D.C. School System Eliminating 750 Jobs - NBC4 Washington
Education Nation

Education Nation

A solutions-focused conversation about the state of education in America

D.C. School System Eliminating 750 Jobs

Part of an “excessing” or annual redistribution process



    How Telehealth Technology is Revolutionizing Healthcare
    Getty Images

    Hundreds of D.C. Public Schools employees have just learned they may not have their current jobs by the time next month rolls around.

    About 750 positions, including some teaching jobs, are being eliminated because of budget cuts, curriculum changes and enrollment shifts.

    It’s part of a process called "excessing,” or an annual redistribution of jobs.  According to the Washington Post, schools with budget, enrollment or program changes will shed jobs, while others will gain them.

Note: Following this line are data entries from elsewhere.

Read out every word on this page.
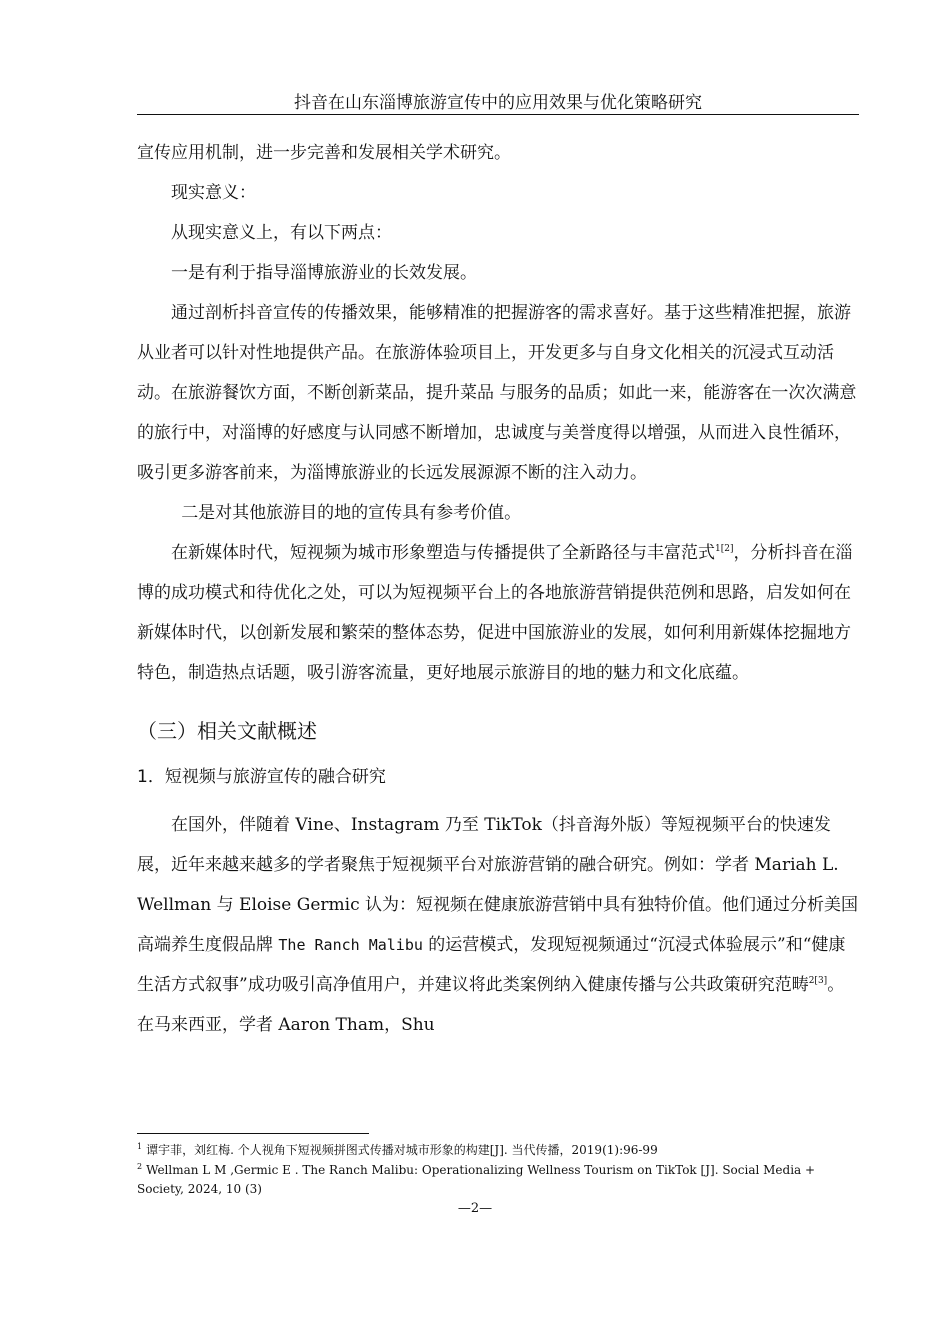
抖音在山东淄博旅游宣传中的应用效果与优化策略研究

宣传应用机制，进一步完善和发展相关学术研究。

现实意义：

从现实意义上，有以下两点：

一是有利于指导淄博旅游业的长效发展。

通过剖析抖音宣传的传播效果，能够精准的把握游客的需求喜好。基于这些精准把握，旅游从业者可以针对性地提供产品。在旅游体验项目上，开发更多与自身文化相关的沉浸式互动活动。在旅游餐饮方面，不断创新菜品，提升菜品 与服务的品质；如此一来，能游客在一次次满意的旅行中，对淄博的好感度与认同感不断增加，忠诚度与美誉度得以增强，从而进入良性循环，吸引更多游客前来，为淄博旅游业的长远发展源源不断的注入动力。

二是对其他旅游目的地的宣传具有参考价值。

在新媒体时代，短视频为城市形象塑造与传播提供了全新路径与丰富范式$^{1[2]}$，分析抖音在淄博的成功模式和待优化之处，可以为短视频平台上的各地旅游营销提供范例和思路，启发如何在新媒体时代，以创新发展和繁荣的整体态势，促进中国旅游业的发展，如何利用新媒体挖掘地方特色，制造热点话题，吸引游客流量，更好地展示旅游目的地的魅力和文化底蕴。

（三）相关文献概述

1．短视频与旅游宣传的融合研究

在国外，伴随着 Vine、Instagram 乃至 TikTok（抖音海外版）等短视频平台的快速发展，近年来越来越多的学者聚焦于短视频平台对旅游营销的融合研究。例如：学者 Mariah L. Wellman 与 Eloise Germic 认为：短视频在健康旅游营销中具有独特价值。他们通过分析美国高端养生度假品牌 The Ranch Malibu 的运营模式，发现短视频通过“沉浸式体验展示”和“健康生活方式叙事”成功吸引高净值用户，并建议将此类案例纳入健康传播与公共政策研究范畴$^{2[3]}$。在马来西亚，学者 Aaron Tham，Shu

$^1$ 谭宇菲，刘红梅. 个人视角下短视频拼图式传播对城市形象的构建[J]. 当代传播，2019(1):96-99

$^2$ Wellman L M ,Germic E . The Ranch Malibu: Operationalizing Wellness Tourism on TikTok [J]. Social Media + Society, 2024, 10 (3)

—2—
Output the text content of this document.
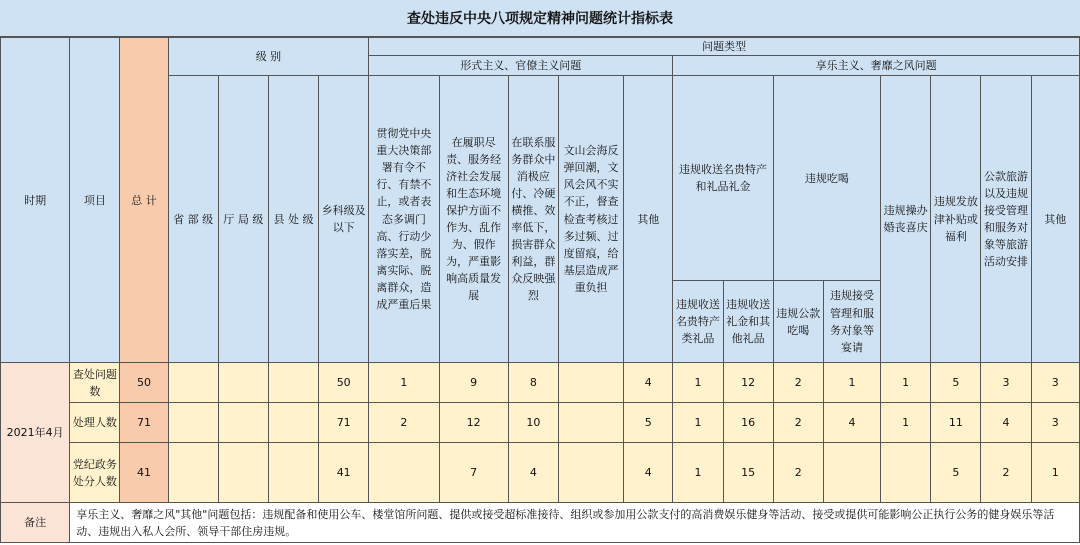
查处违反中央八项规定精神问题统计指标表
时期	项目	总 计	级 别				问题类型												
							形式主义、官僚主义问题					享乐主义、奢靡之风问题							
			省 部 级	厅 局 级	县 处 级	乡科级及以下	贯彻党中央重大决策部署有令不行、有禁不止，或者表态多调门高、行动少落实差，脱离实际、脱离群众，造成严重后果	在履职尽责、服务经济社会发展和生态环境保护方面不作为、乱作为、假作为，严重影响高质量发展	在联系服务群众中消极应付、冷硬横推、效率低下，损害群众利益，群众反映强烈	文山会海反弹回潮，文风会风不实不正，督查检查考核过多过频、过度留痕，给基层造成严重负担	其他	违规收送名贵特产和礼品礼金		违规吃喝		违规操办婚丧喜庆	违规发放津补贴或福利	公款旅游以及违规接受管理和服务对象等旅游活动安排	其他
												违规收送名贵特产类礼品	违规收送礼金和其他礼品	违规公款吃喝	违规接受管理和服务对象等宴请				
2021年4月	查处问题数	50				50	1	9	8		4	1	12	2	1	1	5	3	3
	处理人数	71				71	2	12	10		5	1	16	2	4	1	11	4	3
	党纪政务处分人数	41				41		7	4		4	1	15	2			5	2	1
备注	享乐主义、奢靡之风"其他"问题包括：违规配备和使用公车、楼堂馆所问题、提供或接受超标准接待、组织或参加用公款支付的高消费娱乐健身等活动、接受或提供可能影响公正执行公务的健身娱乐等活动、违规出入私人会所、领导干部住房违规。																		
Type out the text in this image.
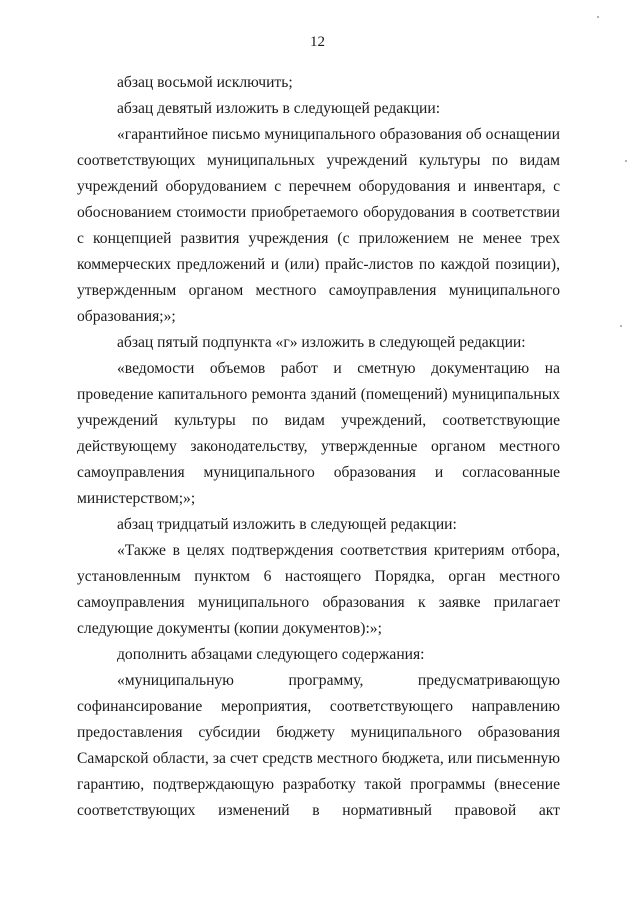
12

абзац восьмой исключить;

абзац девятый изложить в следующей редакции:

«гарантийное письмо муниципального образования об оснащении соответствующих муниципальных учреждений культуры по видам учреждений оборудованием с перечнем оборудования и инвентаря, с обоснованием стоимости приобретаемого оборудования в соответствии с концепцией развития учреждения (с приложением не менее трех коммерческих предложений и (или) прайс-листов по каждой позиции), утвержденным органом местного самоуправления муниципального образования;»;

абзац пятый подпункта «г» изложить в следующей редакции:

«ведомости объемов работ и сметную документацию на проведение капитального ремонта зданий (помещений) муниципальных учреждений культуры по видам учреждений, соответствующие действующему законодательству, утвержденные органом местного самоуправления муниципального образования и согласованные министерством;»;

абзац тридцатый изложить в следующей редакции:

«Также в целях подтверждения соответствия критериям отбора, установленным пунктом 6 настоящего Порядка, орган местного самоуправления муниципального образования к заявке прилагает следующие документы (копии документов):»;

дополнить абзацами следующего содержания:

«муниципальную программу, предусматривающую софинансирование мероприятия, соответствующего направлению предоставления субсидии бюджету муниципального образования Самарской области, за счет средств местного бюджета, или письменную гарантию, подтверждающую разработку такой программы (внесение соответствующих изменений в нормативный правовой акт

    It's a common process, Office of Human Capital Director Jason Kamras said. About 700 positions were excessed last year and about 850 positions were excessed the previous year.

    "These employees are not being laid off," Kamras said. "This is a very normal process that happens every year. This is an average year in fact. The most important reason we do this if for academics, for the change in an academic program, and we work very hard to place these people. In fact, the vast majority find placements at other schools for next schoolyear."

    Last year, 79 percent found positions for the next schoolyear, John Schriffen reported.

    However, that could prove to be more difficult this year. Under the teachers’ old collective bargaining agreement, "excessing" was handled on a seniority basis. However, under the new contract, teachers can be laid off based on performance. 

    Nathan Saunders, president of the union, told the Washington Post that under the new contract, excessing is a way to get rid of older teachers.  “Excessing is the new teacher firing,” Saunders told the Post. “It’s a lot more palatable, politically correct term.” 

    The school system has released a list of which positions will be cut.

    Those who don't find new jobs in the school district by summer have the option of a $25,000 buyout or a one-year grace period to find placement with full benefits, Schriffen reported.